I attended a conference the other day conducted by, arguably, Australia's leading superannuation fund ratings company, SuperRatings. There you are... my free plug for the day, given because I think these guys do a great job and, most of all, through excellent PR work have convinced us all that they are the leading ratings agency. But I digress.
The conference included a media panel of august journalists from daily newspapers. Notably TV, radio and online media were missing, although newspapers would claim to be the rightful providers of the latter. One journo queried why SuperRatings would readily post info on its top 10 super funds, when it would not readily provide a list of the worst performers - in recent times, these being funds who had lost more of our retirement savings than others. The debate that followed was around assessing fund performance - short term versus long-term and whether it was valid or even misleading to provide short-term numbers.
This led to the point of this blog entry - consumer intelligence. The journos argued, I believe with some justification, that consumers were smart enough to work out that when you're investing for 30 years or more, you should focus on long-term performance - even if you publish short-term (one year comparisons). This is markedly different than the industry view, which is that consumers have poor financial literacy and that it has to spell everything out chapter and verse in monosyllables that, in the words of one of Australia's more colourful Prime Ministers, Gough Whitlam, "even you can understand".
The interesting thing is that the industry, 'guided' by its regulators, then goes on to produce reams of technical and legalistic 'disclosure' information that no one can understand unless they are, not only financially literate, but literary scholars.

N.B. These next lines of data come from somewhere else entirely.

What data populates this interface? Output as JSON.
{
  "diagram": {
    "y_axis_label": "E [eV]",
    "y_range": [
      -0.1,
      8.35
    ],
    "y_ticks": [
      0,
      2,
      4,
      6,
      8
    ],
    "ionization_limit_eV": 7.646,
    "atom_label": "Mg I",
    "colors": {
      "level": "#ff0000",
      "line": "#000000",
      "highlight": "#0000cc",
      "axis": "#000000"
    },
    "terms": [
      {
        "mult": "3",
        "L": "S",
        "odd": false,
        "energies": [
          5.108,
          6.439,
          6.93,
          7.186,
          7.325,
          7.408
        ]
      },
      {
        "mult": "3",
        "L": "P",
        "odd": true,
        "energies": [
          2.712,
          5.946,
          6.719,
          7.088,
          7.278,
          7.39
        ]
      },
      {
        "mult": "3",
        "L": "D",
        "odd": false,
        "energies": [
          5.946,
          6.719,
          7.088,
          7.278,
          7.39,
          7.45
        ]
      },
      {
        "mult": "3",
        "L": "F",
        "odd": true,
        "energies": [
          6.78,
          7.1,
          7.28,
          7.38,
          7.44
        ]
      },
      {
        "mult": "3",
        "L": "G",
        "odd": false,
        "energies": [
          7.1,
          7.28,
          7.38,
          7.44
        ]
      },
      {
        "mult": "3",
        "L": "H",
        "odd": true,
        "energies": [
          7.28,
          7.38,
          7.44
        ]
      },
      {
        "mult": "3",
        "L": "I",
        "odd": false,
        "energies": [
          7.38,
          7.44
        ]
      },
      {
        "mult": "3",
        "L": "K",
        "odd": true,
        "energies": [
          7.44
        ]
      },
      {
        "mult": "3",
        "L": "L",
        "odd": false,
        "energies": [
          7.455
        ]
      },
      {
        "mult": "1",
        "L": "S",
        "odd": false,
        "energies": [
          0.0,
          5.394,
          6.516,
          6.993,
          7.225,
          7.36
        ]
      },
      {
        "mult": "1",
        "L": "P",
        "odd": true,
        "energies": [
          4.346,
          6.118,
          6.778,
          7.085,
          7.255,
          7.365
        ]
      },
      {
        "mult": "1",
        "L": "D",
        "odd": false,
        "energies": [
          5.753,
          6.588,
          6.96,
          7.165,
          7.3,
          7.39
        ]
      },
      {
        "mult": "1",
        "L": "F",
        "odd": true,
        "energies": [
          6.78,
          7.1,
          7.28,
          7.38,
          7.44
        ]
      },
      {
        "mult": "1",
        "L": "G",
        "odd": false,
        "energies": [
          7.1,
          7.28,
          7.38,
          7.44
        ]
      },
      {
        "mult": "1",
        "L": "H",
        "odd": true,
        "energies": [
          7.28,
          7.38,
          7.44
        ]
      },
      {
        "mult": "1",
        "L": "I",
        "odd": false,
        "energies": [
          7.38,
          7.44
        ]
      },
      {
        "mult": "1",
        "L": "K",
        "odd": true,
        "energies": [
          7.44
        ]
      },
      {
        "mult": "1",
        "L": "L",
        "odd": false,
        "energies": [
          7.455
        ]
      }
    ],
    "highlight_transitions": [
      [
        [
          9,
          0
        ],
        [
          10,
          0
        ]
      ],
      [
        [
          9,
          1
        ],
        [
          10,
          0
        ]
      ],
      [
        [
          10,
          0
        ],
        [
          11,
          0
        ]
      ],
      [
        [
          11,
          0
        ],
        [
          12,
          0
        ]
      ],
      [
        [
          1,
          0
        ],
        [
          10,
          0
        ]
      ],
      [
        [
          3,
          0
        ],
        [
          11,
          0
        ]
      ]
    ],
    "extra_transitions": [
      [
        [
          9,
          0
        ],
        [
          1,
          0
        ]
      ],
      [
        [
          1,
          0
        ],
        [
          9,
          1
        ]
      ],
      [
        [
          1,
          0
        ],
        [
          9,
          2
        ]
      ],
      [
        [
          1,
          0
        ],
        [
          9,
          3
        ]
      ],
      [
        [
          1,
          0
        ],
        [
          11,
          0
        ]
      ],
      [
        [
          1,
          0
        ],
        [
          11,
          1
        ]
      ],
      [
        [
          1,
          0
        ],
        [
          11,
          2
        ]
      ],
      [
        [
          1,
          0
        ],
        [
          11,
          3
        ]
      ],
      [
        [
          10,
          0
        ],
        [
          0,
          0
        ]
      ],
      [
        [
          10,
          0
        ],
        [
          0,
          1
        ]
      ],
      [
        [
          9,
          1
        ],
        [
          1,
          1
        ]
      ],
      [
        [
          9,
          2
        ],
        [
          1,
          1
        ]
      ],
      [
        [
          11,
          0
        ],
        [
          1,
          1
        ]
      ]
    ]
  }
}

The point is that by marking consumers as reasonably intelligent, the journos produce a much superior communications outcome.
As I hear the industry lynch mob gathering in the corridors outside my office, I appreciate this is heresy from an industry insider. Our lawyers, actuaries, investment specialists and others will loudly decry the lack and distortion of detail in the general media and even in the industry ratings surveys. They are obsessed with the ifs, buts and maybes that permeate finance - investment allocations within portfolios, risk tolerance, quality of advice.. yadda.. yadda.. yadda...
The point is that punters just want things spelt out in plain English. They want unqualified statements and commentary to help them understand. And I believe they make allowances for media shortcomings. If their fund has stuffed their retirement planning in the last twelve months, or even the last month, they want to know about it. League tables are easy to understand. They say "my fund is great" or otherwise. I believe they are smart enough to not move their money straight away, but they are alerted to the fact that they better keep a closer eye on things over time.
And guess what? This means they are suddenly more engaged with their finances and who is managing their money. Immediately, the industry can stop paying lip service to achieving greater engagement. This is all good......Isn't it?
Oh, wait a minute! That means we're all going to be more accountable and maintain or even improve performance across all facets of the business. Remind me, did we ever assume we would be dealing with informed and engaged consumers in the brand strategy manual? I hope so.